Mexico awaits US tariff decision with retaliatory list: Reuters

As Trump administration talks with officials from south of the border, the other side prepares a tit-for-tat response.

Mexico''s President Andres Manuel Lopez Obrador greets supporters during an official event at the port of Dos Bocas in Paraiso
Mexico's president is reportedly readying to slap retaliatory tariffs on US exports that would specifically target Trump's electoral base [Handout/Reuters]

Mexican President Andres Manuel Lopez Obrador has received an official list of United States products that could be subject to retaliatory tariffs if across-the-board duties threatened by the administration of US President Donald Trump take effect, officials told the Reuters news agency on Wednesday.

President Trump has pledged to apply a first round of tariffs on all Mexican imports starting next week if Lopez Obrador’s government does not stem the flow of mostly Central American migrants seeking entry into the United States via Mexico.

Four sources familiar with the situation, who spoke on condition of anonymity to Reuters, said the list of products was with Lopez Obrador’s office. One source said the president’s office had not made a decision on how to proceed with the list.

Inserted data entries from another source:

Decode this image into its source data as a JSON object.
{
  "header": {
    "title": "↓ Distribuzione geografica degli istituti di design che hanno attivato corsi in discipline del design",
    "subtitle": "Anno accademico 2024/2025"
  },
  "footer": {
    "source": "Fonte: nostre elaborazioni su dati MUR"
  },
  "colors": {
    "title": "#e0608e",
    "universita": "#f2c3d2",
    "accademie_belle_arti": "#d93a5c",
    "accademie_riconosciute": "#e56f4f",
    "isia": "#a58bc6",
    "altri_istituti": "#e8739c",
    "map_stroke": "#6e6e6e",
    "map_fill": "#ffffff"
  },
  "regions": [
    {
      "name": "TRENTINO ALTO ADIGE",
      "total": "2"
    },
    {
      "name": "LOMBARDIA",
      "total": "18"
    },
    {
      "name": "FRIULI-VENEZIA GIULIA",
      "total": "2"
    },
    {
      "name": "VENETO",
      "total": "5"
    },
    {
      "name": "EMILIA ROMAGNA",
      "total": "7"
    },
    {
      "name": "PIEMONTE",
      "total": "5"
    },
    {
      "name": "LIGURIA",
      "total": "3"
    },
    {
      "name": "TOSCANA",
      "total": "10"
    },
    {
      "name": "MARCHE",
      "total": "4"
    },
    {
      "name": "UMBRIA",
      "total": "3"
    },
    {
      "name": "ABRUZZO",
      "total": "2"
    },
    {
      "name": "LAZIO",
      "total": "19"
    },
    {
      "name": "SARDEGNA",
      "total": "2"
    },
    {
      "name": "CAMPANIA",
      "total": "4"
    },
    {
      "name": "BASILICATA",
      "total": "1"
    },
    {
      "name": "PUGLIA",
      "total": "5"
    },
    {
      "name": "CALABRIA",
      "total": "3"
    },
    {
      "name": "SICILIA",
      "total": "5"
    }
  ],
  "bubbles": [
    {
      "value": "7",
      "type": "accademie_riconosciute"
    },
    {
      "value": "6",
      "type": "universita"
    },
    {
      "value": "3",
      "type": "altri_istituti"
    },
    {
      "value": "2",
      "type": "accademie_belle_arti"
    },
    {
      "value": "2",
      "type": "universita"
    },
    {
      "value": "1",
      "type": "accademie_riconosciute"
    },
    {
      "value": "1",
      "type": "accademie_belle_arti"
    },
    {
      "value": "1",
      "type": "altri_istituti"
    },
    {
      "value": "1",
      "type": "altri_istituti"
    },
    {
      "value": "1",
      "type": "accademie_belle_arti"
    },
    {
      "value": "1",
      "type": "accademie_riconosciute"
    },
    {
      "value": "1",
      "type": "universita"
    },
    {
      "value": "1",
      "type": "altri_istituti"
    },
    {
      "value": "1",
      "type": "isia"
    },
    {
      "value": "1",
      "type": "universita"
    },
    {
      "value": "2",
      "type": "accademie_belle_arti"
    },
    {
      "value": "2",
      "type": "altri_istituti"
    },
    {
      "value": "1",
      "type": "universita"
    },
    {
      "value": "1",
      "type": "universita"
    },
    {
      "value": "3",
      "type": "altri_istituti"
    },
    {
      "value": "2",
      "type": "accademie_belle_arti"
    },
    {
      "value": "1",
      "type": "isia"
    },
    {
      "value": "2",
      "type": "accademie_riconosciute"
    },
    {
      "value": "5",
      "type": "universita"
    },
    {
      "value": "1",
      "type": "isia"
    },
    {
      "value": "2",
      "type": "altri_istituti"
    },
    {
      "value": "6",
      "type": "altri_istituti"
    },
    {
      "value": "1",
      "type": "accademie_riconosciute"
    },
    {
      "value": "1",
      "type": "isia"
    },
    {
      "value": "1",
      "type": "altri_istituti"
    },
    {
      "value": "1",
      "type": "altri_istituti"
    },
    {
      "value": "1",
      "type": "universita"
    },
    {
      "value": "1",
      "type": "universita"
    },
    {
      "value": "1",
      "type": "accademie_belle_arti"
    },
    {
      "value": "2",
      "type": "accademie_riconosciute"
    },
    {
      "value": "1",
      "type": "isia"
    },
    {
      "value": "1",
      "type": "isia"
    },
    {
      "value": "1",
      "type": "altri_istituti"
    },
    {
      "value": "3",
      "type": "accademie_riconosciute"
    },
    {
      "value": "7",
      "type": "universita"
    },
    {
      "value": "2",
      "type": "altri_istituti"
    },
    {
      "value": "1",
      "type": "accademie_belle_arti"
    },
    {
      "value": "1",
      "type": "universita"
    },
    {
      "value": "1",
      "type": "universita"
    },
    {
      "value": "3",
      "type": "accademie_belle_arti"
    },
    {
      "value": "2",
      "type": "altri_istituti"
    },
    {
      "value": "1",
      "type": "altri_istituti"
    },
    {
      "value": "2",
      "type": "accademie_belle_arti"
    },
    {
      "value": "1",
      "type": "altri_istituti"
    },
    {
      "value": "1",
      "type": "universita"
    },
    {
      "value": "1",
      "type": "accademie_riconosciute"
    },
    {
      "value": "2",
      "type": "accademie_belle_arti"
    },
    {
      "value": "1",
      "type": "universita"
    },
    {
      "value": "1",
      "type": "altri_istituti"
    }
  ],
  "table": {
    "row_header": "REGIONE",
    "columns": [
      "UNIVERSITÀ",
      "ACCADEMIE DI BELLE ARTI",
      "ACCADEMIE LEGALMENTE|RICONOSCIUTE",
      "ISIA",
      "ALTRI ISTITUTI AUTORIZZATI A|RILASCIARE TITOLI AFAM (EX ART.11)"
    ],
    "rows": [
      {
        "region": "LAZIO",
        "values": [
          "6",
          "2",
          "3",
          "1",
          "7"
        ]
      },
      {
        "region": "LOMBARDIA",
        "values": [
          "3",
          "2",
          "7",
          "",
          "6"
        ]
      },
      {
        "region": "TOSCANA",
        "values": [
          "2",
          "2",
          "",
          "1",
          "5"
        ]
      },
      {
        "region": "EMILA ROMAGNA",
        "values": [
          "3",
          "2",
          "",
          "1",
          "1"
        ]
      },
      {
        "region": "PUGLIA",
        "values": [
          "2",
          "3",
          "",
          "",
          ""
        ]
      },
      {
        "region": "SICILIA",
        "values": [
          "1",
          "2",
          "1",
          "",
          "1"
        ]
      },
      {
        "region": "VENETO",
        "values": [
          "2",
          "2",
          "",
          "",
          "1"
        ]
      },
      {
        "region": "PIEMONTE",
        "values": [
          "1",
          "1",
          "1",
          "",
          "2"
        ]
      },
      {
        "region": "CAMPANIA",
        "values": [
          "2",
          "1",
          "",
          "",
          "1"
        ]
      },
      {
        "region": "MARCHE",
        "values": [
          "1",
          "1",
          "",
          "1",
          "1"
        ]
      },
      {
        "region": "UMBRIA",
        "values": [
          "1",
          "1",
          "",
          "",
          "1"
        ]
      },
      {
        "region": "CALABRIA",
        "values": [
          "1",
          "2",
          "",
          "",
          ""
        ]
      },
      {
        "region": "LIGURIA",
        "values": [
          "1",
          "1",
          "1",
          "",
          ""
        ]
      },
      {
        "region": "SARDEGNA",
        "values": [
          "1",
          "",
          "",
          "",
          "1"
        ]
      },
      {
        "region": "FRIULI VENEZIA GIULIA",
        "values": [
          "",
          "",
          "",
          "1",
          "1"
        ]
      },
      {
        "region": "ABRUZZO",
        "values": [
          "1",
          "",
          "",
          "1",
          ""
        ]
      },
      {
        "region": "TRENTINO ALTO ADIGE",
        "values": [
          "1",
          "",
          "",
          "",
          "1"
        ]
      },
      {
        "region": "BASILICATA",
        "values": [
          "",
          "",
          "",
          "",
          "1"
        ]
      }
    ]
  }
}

The products targeted are similar to those lined up in retaliation to Trump’s steel and aluminum tariffs last year, and are mainly tailored towards hitting the US president’s electoral base, according to one of the sources.

That meant focusing on goods produced in states that voted for Trump in 2016, where agriculture plays a major role in the local economy, as well as Rust Belt industrial states, including Michigan, Pennsylvania and Ohio, the source added.

The list submitted to the president’s office apparently excludes corn from the US. But that could change in due course, one of the sources noted.

Mexico’s growing livestock industry relies on millions of tonnes of US-grown yellow corn annually, and industry experts say it would extremely hard to quickly substitute the American imports with corn from other nations.

While Mexico is self-sufficient in the production of white corn, which is used for tortillas that are a staple in the country, it has for decades relied on yellow corn imports to feed its cows, pigs and chickens.